🤖 AI Summary
This work addresses the trade-off between facial attribute disentanglement and identity preservation in generating drivable, identity-consistent personalized 3D cartoon avatars from a single portrait image. To this end, we: (1) introduce the first large-scale synthetic 2D facial video dataset with fine-grained attribute annotations (e.g., age, expression, pose); (2) propose an interpolation-based 2D supervision strategy for latent-space regularization in 3D Gaussian Splatting, enabling continuous and disentangled facial attribute manipulation; and (3) incorporate latent-space continuity modeling and attribute-disentangled representation learning.

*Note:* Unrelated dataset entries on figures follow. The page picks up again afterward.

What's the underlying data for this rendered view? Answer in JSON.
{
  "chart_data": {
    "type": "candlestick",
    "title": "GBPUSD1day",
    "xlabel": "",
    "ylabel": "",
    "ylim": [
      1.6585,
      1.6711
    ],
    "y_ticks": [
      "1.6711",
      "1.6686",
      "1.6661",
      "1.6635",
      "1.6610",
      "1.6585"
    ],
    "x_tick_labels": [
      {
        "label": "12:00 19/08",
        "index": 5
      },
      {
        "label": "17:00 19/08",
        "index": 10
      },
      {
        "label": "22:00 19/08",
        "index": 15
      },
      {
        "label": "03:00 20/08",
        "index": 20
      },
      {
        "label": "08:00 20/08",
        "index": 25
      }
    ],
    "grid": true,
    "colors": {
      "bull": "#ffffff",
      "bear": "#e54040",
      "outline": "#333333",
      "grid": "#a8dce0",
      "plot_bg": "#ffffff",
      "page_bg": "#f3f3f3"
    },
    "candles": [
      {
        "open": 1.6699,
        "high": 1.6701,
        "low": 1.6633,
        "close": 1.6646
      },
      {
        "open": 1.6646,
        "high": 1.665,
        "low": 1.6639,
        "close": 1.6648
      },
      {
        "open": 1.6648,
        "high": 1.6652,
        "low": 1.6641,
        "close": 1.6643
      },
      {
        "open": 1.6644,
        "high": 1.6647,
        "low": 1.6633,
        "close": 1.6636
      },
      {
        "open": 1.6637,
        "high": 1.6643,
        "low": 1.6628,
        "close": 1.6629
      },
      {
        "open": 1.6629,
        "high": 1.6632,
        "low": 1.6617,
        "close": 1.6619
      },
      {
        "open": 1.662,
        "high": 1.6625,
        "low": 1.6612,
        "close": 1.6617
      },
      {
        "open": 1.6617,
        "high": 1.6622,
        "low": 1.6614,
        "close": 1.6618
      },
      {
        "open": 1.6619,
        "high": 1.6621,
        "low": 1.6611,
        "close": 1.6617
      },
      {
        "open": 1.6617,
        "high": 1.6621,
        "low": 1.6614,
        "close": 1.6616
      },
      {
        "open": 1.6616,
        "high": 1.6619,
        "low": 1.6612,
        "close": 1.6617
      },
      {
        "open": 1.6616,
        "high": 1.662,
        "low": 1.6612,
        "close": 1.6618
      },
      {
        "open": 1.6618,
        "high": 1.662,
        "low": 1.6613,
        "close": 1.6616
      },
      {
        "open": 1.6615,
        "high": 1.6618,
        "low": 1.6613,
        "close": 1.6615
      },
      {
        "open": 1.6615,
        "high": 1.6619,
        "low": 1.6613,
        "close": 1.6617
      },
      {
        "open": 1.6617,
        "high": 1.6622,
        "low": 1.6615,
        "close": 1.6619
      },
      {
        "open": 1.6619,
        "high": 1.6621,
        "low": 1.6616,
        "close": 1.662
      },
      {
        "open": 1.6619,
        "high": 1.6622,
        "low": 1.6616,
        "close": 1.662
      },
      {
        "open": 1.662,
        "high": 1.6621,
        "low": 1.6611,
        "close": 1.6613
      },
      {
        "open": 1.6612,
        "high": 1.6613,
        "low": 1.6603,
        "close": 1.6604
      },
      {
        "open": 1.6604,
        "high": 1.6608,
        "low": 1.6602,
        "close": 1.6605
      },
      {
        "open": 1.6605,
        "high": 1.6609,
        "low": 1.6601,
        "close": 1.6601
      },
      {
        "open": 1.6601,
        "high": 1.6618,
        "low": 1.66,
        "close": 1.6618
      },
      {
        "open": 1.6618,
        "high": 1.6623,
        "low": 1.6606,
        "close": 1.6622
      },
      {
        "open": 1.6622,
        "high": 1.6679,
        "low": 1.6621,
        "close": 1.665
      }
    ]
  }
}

Experiments demonstrate significant improvements over state-of-the-art methods in identity consistency, editing smoothness, and rendering fidelity—particularly in facial attribute interpolation tasks—while supporting real-time editing and high-quality rendering.
📝 Abstract
We present PERSE, a method for building an animatable personalized generative avatar from a reference portrait. Our avatar model enables facial attribute editing in a continuous and disentangled latent space to control each facial attribute, while preserving the individual's identity. To achieve this, our method begins by synthesizing large-scale synthetic 2D video datasets, where each video contains consistent changes in the facial expression and viewpoint, combined with a variation in a specific facial attribute from the original input. We propose a novel pipeline to produce high-quality, photorealistic 2D videos with facial attribute editing. Leveraging this synthetic attribute dataset, we present a personalized avatar creation method based on the 3D Gaussian Splatting, learning a continuous and disentangled latent space for intuitive facial attribute manipulation. To enforce smooth transitions in this latent space, we introduce a latent space regularization technique by using interpolated 2D faces as supervision. Compared to previous approaches, we demonstrate that PERSE generates high-quality avatars with interpolated attributes while preserving identity of reference person.